2. Say it in the “Borat” voice.

Your doctor will be so busy judging your mildly offensive topical impression from 2006 that he’ll forget to chastise you for your lack of sexual precautions. “Yakshemash! I like! Very good STI tests.” The more you yuck it up, the less likely he is to expect responsible sexual behavior from you in the future.

 

 

 

3. Use Finger guns.

Short. To the point. Finger guns say it all. For better results add in “pew pew” sound effects. He’ll know immediately that his lectures will be wasted on you because you’re the type of person who has unprotected sex in an alley.

 

4. Say it in a fake cockney accent.

Nothing lightens the mood like adding “Cheerio Gov’na!” to the end of every sentence. The cockney accent allows you to ask the serious questions you may have about the bleeding, while maintaining a cheerful disposition.

 

5. Say it with a cake.

Order an expensive cake from your local bakery and tell your doctor it was left over from your office party.
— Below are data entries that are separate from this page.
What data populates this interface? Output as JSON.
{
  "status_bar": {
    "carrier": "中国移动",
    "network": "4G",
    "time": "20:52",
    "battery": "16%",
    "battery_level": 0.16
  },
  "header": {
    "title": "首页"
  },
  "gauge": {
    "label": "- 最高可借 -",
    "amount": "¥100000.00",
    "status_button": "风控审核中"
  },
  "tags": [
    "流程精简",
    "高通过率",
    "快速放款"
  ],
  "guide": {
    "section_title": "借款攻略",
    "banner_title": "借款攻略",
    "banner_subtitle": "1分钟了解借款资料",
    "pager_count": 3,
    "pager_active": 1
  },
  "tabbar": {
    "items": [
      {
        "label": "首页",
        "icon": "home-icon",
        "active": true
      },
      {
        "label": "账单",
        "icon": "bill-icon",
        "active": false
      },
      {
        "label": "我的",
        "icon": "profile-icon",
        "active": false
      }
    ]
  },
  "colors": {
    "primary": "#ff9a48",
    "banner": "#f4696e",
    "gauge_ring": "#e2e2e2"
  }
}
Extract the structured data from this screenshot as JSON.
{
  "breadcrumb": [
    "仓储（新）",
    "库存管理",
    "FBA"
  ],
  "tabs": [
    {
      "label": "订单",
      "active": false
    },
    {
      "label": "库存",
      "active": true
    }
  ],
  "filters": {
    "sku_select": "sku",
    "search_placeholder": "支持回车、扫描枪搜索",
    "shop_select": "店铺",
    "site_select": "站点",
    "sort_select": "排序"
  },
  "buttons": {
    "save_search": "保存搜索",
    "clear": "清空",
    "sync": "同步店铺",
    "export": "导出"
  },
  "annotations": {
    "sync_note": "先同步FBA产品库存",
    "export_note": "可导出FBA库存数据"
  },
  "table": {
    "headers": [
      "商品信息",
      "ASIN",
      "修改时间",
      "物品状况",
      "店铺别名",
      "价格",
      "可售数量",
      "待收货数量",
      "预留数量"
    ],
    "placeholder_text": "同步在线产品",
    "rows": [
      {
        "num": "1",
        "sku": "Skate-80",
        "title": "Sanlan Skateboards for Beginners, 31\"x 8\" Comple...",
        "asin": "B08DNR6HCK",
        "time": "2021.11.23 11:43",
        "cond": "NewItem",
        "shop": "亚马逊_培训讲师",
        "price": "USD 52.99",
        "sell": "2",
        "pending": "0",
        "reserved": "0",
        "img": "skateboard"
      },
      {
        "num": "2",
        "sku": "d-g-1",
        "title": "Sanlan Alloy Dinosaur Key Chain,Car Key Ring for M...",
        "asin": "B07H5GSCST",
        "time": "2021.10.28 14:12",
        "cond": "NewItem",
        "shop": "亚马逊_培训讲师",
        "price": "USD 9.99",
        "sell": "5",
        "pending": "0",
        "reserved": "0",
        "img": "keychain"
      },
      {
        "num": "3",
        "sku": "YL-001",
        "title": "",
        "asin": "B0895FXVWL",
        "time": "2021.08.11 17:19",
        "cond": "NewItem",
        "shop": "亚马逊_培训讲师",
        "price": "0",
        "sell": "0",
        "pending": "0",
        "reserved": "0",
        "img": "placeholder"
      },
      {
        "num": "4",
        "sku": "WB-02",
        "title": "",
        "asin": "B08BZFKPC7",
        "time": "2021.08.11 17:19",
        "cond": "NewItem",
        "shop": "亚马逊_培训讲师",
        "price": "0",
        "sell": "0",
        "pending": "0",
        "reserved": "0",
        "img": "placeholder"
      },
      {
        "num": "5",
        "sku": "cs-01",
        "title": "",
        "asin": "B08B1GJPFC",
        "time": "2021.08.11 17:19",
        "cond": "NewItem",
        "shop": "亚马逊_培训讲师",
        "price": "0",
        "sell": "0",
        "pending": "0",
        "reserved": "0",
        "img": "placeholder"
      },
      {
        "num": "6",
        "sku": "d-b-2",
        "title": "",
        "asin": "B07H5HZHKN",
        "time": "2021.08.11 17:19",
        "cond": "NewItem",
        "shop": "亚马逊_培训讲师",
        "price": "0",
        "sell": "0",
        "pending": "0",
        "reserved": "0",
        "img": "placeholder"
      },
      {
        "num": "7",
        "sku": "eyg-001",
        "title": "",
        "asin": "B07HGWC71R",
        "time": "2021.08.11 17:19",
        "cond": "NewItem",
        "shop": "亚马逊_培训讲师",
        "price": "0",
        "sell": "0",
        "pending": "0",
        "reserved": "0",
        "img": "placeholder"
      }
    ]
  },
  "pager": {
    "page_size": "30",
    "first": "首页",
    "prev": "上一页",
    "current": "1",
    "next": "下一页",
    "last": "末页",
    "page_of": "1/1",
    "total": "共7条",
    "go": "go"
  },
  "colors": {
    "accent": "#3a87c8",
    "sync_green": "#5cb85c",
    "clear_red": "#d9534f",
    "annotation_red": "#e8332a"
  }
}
Your doctor will be too busy admiring the fondant work and thinking what an important and lucrative job you must have to think critically about your un-protected sex.

 

6. Don’t tell him at all!

Withholding information is a great way to seem cute and innocent. The power of silence should never be underestimated, especially when it comes to avoiding confrontation. When he asks you about the raised bumps covering half of your body, just smile and lift your arms in a coy “I have no idea” gesture, then leave the room with no explanation. He’ll get it.

 

The key to avoiding your doctor’s judgment is to act like there is nothing to be judged. Go to your next appointment with a carefree attitude and one of these tricks that says, “I barebacked, but it happens to the best of us.”